Bienvenue au "Grand Luxembourg". Si vous ne connaissez pas encore cet immense territoire transfrontalier, c'est normal, il n'a rien d'officiel. Ni instances, ni accords de coopération, ni langue commune. Pourtant, nous y vivons tous, comme le note la Fondation Idea.
Dans sa dernière publication, le groupe de réflexion de la Chambre de Commerce estime qu'en 25 ans, le Luxembourg s'est affirmé comme le "principal centre de gravité économique et démographique" de la Grande Région. Au point de remettre en question le développement de cette "petite Europe" qui regroupe la Wallonie, la Lorraine, la Sarre et la Rhénanie-Palatinat autour du Grand-Duché.

Au sein de la Grande Région, on distingue clairement le "Grand Luxembourg", c'est-à-dire la zone d'influence économique du Grand-Duché. / © Fondation Idea 2019
Cette forte connexion entre le Luxembourg et ses voisins a fait émerger une nouvelle aire métropolitaine, où les dynamiques économiques et démographiques sont inégalement réparties: c'est le fameux "Grand Luxembourg". En plus du territoire grand-ducal, il s'étend à minima jusqu'à Arlon, Virton, Bastogne, Trèves-Sarrebourg, Bitburg et Thionville-Longwy. Voire jusqu'à Verviers, Neufchâteau, Metz et Verdun si l'on prend en compte les territoires où vivent au moins 5% de frontaliers.

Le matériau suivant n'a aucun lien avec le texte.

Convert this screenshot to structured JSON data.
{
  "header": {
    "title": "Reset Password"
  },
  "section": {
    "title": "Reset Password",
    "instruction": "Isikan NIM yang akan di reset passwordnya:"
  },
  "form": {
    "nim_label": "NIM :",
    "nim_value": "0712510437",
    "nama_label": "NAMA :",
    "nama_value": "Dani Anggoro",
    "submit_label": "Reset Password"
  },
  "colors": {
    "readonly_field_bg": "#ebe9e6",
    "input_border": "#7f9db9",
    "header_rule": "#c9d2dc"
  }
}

En faisant varier la limite de prise en compte de la population de frontaliers installés sur les territoires proches (5%, 10%, 15%...), la fondation estime que cette nouvelle région compte entre 1,3 et 2,5 millions d'habitants pour 592.600 à 725.500 emplois.
DÉSÉQUILIBRE TOTAL ENTRE LE LUXEMBOURG ET SES VOISINS
Au sein de cet gigantesque ensemble, la croissance luxembourgeoise est si forte qu'elle se distingue de celles de ses partenaires. "En un peu moins de 25 ans, sa population a bondi de 50%, son PIB a plus que doublé (+120%), 230.000 emplois y ont été créés (+108%) et le nombre de travailleurs frontaliers est passé de 55.000 à plus de 200.000 (+264%)" écrit la fondation, qui pointe du doigt la nécessité de repenser le développement du Luxembourg et des zones frontalières. "Cette dynamique aussi spectaculaire qu’unique n’est pas sans susciter de débat sur les limites et les vulnérabilités du modèle de développement luxembourgeois, dont la dimension territoriale transfrontalière est devenue un élément indissociable."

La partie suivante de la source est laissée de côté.